What reminder helps me to hold back so my child can practise their skills?
Parenting Perspective
Every parent wants to see their child succeed, to get things right, to avoid mistakes, and to feel confident. However, skill-building requires struggle, and struggle can be uncomfortable to watch. The natural instinct is to step in, demonstrate the skill, or fix the problem. Yet the quiet art of parenting lies in holding back just enough for growth to take root. The reminder that helps the most is this: ‘If I do it for them today, I am taking away their confidence for tomorrow.’
Shift Your Role from Doing to Guiding
When your child is learning something, whether it is tying their shoes, finishing homework, speaking politely, or managing their time, your job is not to perfect the moment but to coach the process. Every skill takes repetition, frustration, and small victories. Remind yourself that imperfection is practice in disguise. Instead of jumping in when they fumble, take a breath and ask, ‘Would you like me to show you once more, or do you want to try again first?’ This question honours their effort while keeping you emotionally available but not overpowering.
See Mistakes as Lessons, Not Failures
Children do not learn by watching perfection; they learn by recovering from their errors. When you rush to correct them too soon, you remove the learning curve that builds their problem-solving ability. Tell yourself, ‘My silence right now is giving them the space to think.’ Even a few extra seconds of patience can let their brain process the situation and attempt a solution, which is the foundation of independence.
Redefine What It Means to Help
Helping is not about removing a difficulty; it is about creating a safe space to experience it. Support does not mean doing the task for them; it means scaffolding the process. For example:
- Instead of cleaning up their spilled milk, hand them a cloth.
- Instead of reminding them of each task every morning, ask, ‘What is next on your list?’

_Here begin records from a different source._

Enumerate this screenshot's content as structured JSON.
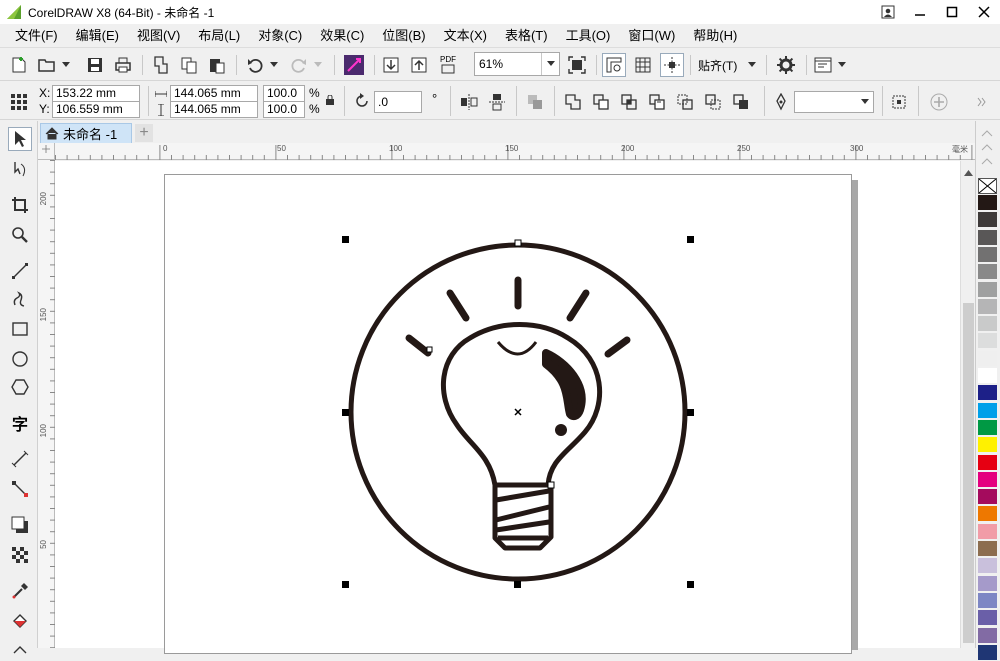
{
  "window": {
    "title": "CorelDRAW X8 (64-Bit) - 未命名 -1"
  },
  "menu": [
    "文件(F)",
    "编辑(E)",
    "视图(V)",
    "布局(L)",
    "对象(C)",
    "效果(C)",
    "位图(B)",
    "文本(X)",
    "表格(T)",
    "工具(O)",
    "窗口(W)",
    "帮助(H)"
  ],
  "toolbar": {
    "zoom": "61%",
    "snap_label": "贴齐(T)",
    "pdf_label": "PDF"
  },
  "property_bar": {
    "x_label": "X:",
    "x_value": "153.22 mm",
    "y_label": "Y:",
    "y_value": "106.559 mm",
    "width_value": "144.065 mm",
    "height_value": "144.065 mm",
    "scale_w": "100.0",
    "scale_h": "100.0",
    "percent": "%",
    "rotation": ".0",
    "degree": "°"
  },
  "document_tab": {
    "label": "未命名 -1",
    "add": "+"
  },
  "ruler": {
    "h_labels": [
      "0",
      "50",
      "100",
      "150",
      "200",
      "250",
      "300"
    ],
    "h_unit": "毫米",
    "v_labels": [
      "200",
      "150",
      "100",
      "50"
    ]
  },
  "palette": {
    "colors": [
      "#231815",
      "#3e3a39",
      "#595757",
      "#727171",
      "#898989",
      "#9fa0a0",
      "#b5b5b6",
      "#c9caca",
      "#dcdddd",
      "#efefef",
      "#ffffff",
      "#1d2088",
      "#00a0e9",
      "#009944",
      "#fff100",
      "#e60012",
      "#e4007f",
      "#a40b5d",
      "#ee7800",
      "#f19ca7",
      "#8c6d4f",
      "#c9c0dc",
      "#a59aca",
      "#7d86c4",
      "#6a5fa8",
      "#826ba4",
      "#1f3674"
    ]
  },
  "colors": {
    "ui_bg": "#f0f0f0",
    "tab_active": "#cfe4f7",
    "artwork": "#231815"
  }
}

- Instead of correcting every error they make, focus on one improvement at a time.
You are not stepping back out of neglect; you are stepping back in faith, a faith that learning sticks when the effort is owned by the child.
Celebrate Their Effort, Not Just the Outcome
Notice the courage it takes for your child to try, not just the result they achieve. You can say things like, ‘I saw how you kept going even when it got tricky. That is what makes you stronger.’ Such affirmations teach them that persistence, not perfection, is what defines success. When their effort is valued, they learn to value effort themselves, building inner motivation rather than seeking rescue.
Spiritual Insight
Islam teaches that patience and trust go hand in hand. Just as we rely on the wisdom of Allah Almighty to unfold events in their own time, we must allow our children’s growth to unfold in theirs. The believer’s heart finds balance between sabr (patience) and tawakkul (trust), two qualities that are essential in parenting.
The Quranic View on Patience in Growth
Allah Almighty states in the noble Quran at Surah Al Kahf (18), Verse 67:
‘(Khizr (AS)) replied: “Indeed, (through my knowledge of Ilmai Ladunnee, I have concluded) that you do not possess the capacity to have (enduring) patience with me”.’
This verse comes from the story of Prophet Musa (peace be upon him) and Al Khidr, where even a prophet had to learn to have patience with a process he did not fully understand. It reminds parents that wisdom often develops beneath the surface of a struggle. Holding back does not mean doing nothing; it means trusting that growth is happening, even when it is unseen.
The Prophetic Model of Gentle Encouragement
It is recorded in Riyadh Al Saliheen, Hadith 634, that the holy Prophet Muhammad ﷺ said:
‘Be gentle, for gentleness adorns every act, and when it is removed from something, it leaves it defective.’
This Hadith reminds us that patience and gentleness can beautify our teaching. When parents rush in, harshly correct, or over-direct, the learning process loses its grace. However, when you hold back with calm faith, your gentleness becomes the soil in which your child’s confidence can grow.
Every time you stop yourself from intervening too quickly, you are strengthening two learners: your child and yourself. You are teaching them that mastery does not come from being rescued but from being trusted. When you whisper your reminder, ‘If I do it for them today, I am taking away their confidence for tomorrow,’ it can become an anchor for mindful parenting. You will see that your restraint does not create distance; it creates dignity.
As your child slowly gains skill and assurance, both of you will realise that patience is not a passive act. It is the most active form of love, rooted in trust, guided by faith, and rewarded with growth, all under the mercy of Allah Almighty.